Pada malam hari ini saya kembali menemukan kutipan perkataan Steve Jobs (1955-2011) tentang kematian. Ia berkata: Steve Jobs: “Tidak ada seorang pun yang ingin mati. Meski mereka yang ingin pergi ke surga, tidak ingin mati. Namun kematian adalah tujuan kita bersama, tidak ada yang bisa lolos darinya. Kematian adalah penemuan terbaik dalam kehidupan. Ia membersihkan yang lama dan membuat jalan untuk yang baru. Sekarang yang baru adalah kamu, namun suatu saat nanti kamu akan menjadi tua dan ‘dibersihkan’. Maaf terlalu dramatik, namun ini benar.” Saya tersenyum sendiri karena apa yang dikatakannya itu benar adanya. Orang yang merindukan surga saja takut dengan kematian. Kematian dianggap musuh besar dari kehidupan, tetapi St. Fransiskus dari Asisi menyapa kematian sebagai saudara, berarti tidak perlu ditakuti.
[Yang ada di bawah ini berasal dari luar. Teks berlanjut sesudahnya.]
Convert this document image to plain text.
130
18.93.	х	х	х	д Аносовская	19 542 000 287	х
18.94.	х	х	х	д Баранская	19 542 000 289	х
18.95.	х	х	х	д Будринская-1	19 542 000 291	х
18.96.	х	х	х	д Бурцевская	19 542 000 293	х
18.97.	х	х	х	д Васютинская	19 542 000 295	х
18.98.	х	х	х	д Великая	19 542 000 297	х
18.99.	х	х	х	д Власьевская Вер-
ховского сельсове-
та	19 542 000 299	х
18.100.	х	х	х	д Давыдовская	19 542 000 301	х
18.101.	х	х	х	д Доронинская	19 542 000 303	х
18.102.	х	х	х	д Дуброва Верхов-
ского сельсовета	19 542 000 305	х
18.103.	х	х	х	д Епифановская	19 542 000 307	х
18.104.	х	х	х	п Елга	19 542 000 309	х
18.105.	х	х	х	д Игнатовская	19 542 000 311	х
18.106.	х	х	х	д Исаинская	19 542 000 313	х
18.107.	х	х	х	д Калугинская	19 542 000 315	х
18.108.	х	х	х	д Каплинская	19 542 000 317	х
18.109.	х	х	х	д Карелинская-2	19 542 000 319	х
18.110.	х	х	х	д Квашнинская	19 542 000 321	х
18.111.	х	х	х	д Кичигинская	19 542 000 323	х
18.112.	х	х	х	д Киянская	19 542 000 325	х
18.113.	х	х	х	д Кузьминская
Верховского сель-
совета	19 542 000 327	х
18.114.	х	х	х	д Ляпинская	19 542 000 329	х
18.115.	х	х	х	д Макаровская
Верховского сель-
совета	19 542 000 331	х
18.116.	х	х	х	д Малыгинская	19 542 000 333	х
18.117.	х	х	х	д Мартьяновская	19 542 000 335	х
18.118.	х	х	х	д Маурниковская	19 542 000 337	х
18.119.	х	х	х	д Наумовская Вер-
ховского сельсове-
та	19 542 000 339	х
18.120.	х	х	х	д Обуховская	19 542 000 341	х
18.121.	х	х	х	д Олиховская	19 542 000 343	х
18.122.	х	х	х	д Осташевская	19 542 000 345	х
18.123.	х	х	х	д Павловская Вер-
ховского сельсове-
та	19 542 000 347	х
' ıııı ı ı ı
Sambil merenung tentang kematian, saya mengingat perkataan Tuhan Yesus dalam bacaan Injil hari ini. Ia mengambil contoh-contoh dalam Kitab Perjanjian Lama yang berbicara tentang kematian yang tragis. Misalnya, peristiwa air bah di mana hanya Nuh dan keluarganya yang selamat. Peristiwa Sodom dan Gomora di mana Lot selamat. Demikian suasana di masa Tuhan Yesus. Bagi orang yang tidak siap untuk menyambut kedatangan Tuhan maka sulit baginya untuk memperoleh keselamatan. Tuhan sendiri yang menentukan keselamatan kita. Maka perkataan Tuhan ini sangat bermakna: “Barangsiapa berusaha memelihara nyawanya, ia akan kehilangan nyawanya, dan barangsiapa kehilangan nyawanya, ia akan menyelamatkannya.” (Luk 17:33). Dan lebih menakutkan lagi: “Di mana ada mayat, di situ berkerumun burung nasar.” (Luk 17:37). Menakutkan secara manusiawi, sebagai orang beriman harus berani menyapa kematian sebagai saudara.
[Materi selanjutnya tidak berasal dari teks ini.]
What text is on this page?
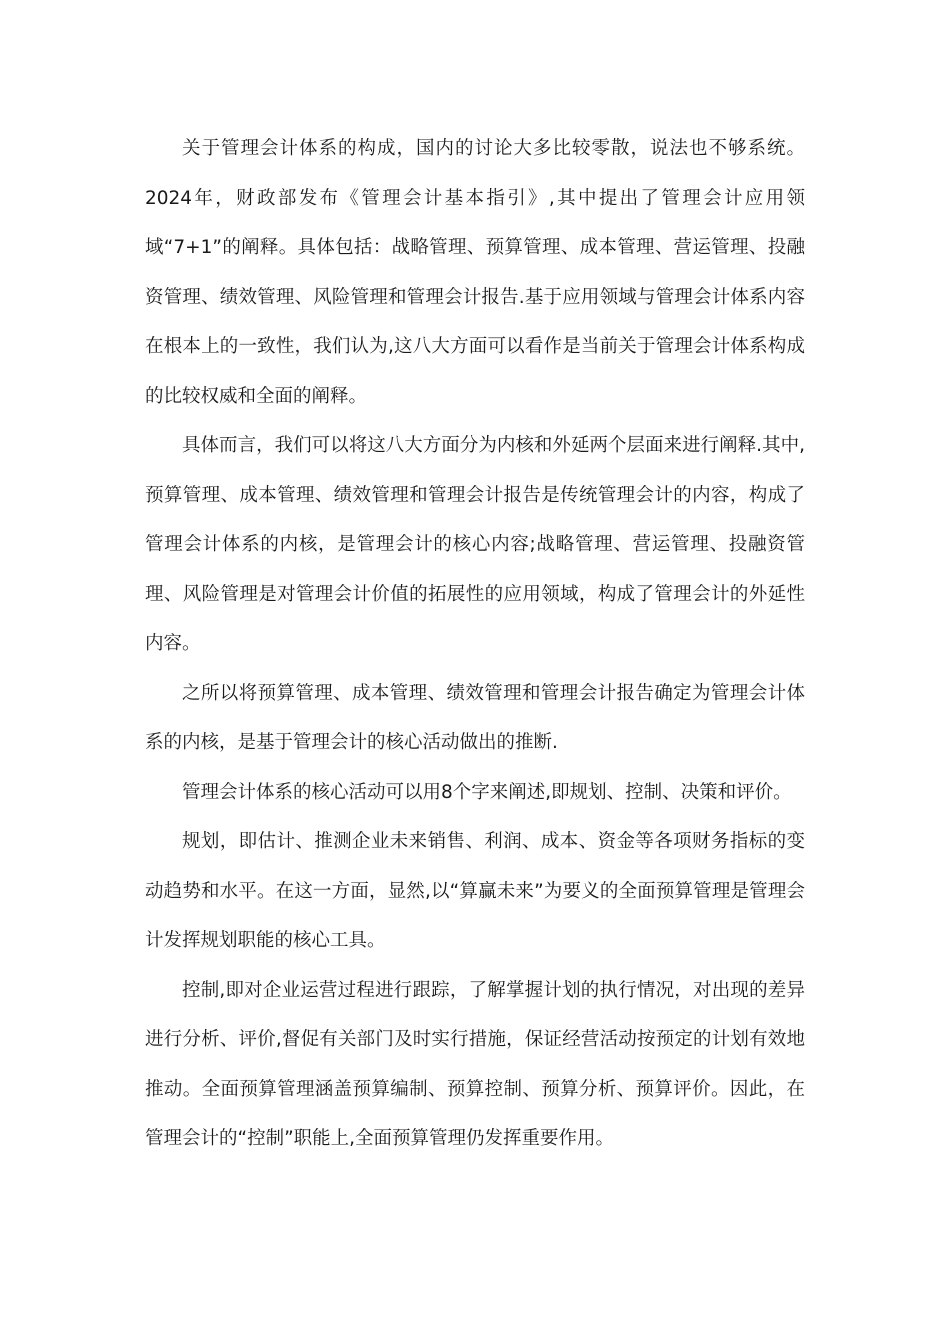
关于管理会计体系的构成，国内的讨论大多比较零散，说法也不够系统。2024年，财政部发布《管理会计基本指引》,其中提出了管理会计应用领域“7+1”的阐释。具体包括：战略管理、预算管理、成本管理、营运管理、投融资管理、绩效管理、风险管理和管理会计报告.基于应用领域与管理会计体系内容在根本上的一致性，我们认为,这八大方面可以看作是当前关于管理会计体系构成的比较权威和全面的阐释。

具体而言，我们可以将这八大方面分为内核和外延两个层面来进行阐释.其中,预算管理、成本管理、绩效管理和管理会计报告是传统管理会计的内容，构成了管理会计体系的内核，是管理会计的核心内容;战略管理、营运管理、投融资管理、风险管理是对管理会计价值的拓展性的应用领域，构成了管理会计的外延性内容。

之所以将预算管理、成本管理、绩效管理和管理会计报告确定为管理会计体系的内核，是基于管理会计的核心活动做出的推断.

管理会计体系的核心活动可以用8个字来阐述,即规划、控制、决策和评价。

规划，即估计、推测企业未来销售、利润、成本、资金等各项财务指标的变动趋势和水平。在这一方面，显然,以“算赢未来”为要义的全面预算管理是管理会计发挥规划职能的核心工具。

控制,即对企业运营过程进行跟踪，了解掌握计划的执行情况，对出现的差异进行分析、评价,督促有关部门及时实行措施，保证经营活动按预定的计划有效地推动。全面预算管理涵盖预算编制、预算控制、预算分析、预算评价。因此，在管理会计的“控制”职能上,全面预算管理仍发挥重要作用。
Apa yang harus kita lakukan untuk mengalami kematian sebagai pengalaman beriman yang indah?

Yohanes dalam bacaan pertama (2Yoh 4-9) memberi kiat-kiat tertentu. Pertama, setiap orang harus berusaha untuk hidup tanpa cacat dan cela di hadirat Tuhan. Hidup tanpa cacat dan cela adalah kehendak Tuhan sebab Ia menghendaki kita semua untuk menjadi kudus.Tuhan adalah kudus maka kita juga kudus adanya serupa dengan Dia. Kedua, perintah untuk saling mengasihi. Hidup tanpa cacat dan cela di hadirat Tuhan memiliki dasar yang kokoh yaitu kasih. Allah adalah kasih maka kita dapat hidup karena kasih. Tuhan akan mengadili kita pada hari penghakiman berdasarkan kasih kepada Tuhan dan kasih kepada sesama. Seberapa besar kualitas kasih kita kepada Tuhan dan kepada sesama?

Dengan merenungkan hidup tanpa cacat dan cela di hadapan Tuhan maka akan membuka pintu keberanian untuk siap menyambut saudara kematian. Saya mengakhiri dengan mengutip Jean Cocteau (1889-1963), seorang penulis dari Perancis, pernah berkata: “Sejak hari kelahiran saya, kematian saya telah dimulai. Dia berjalan ke arahku, tanpa tergesa-gesa.” Kematian adalah kepastian dan setiap orang harus berusaha untuk merasakan kematian yang membahagiakan.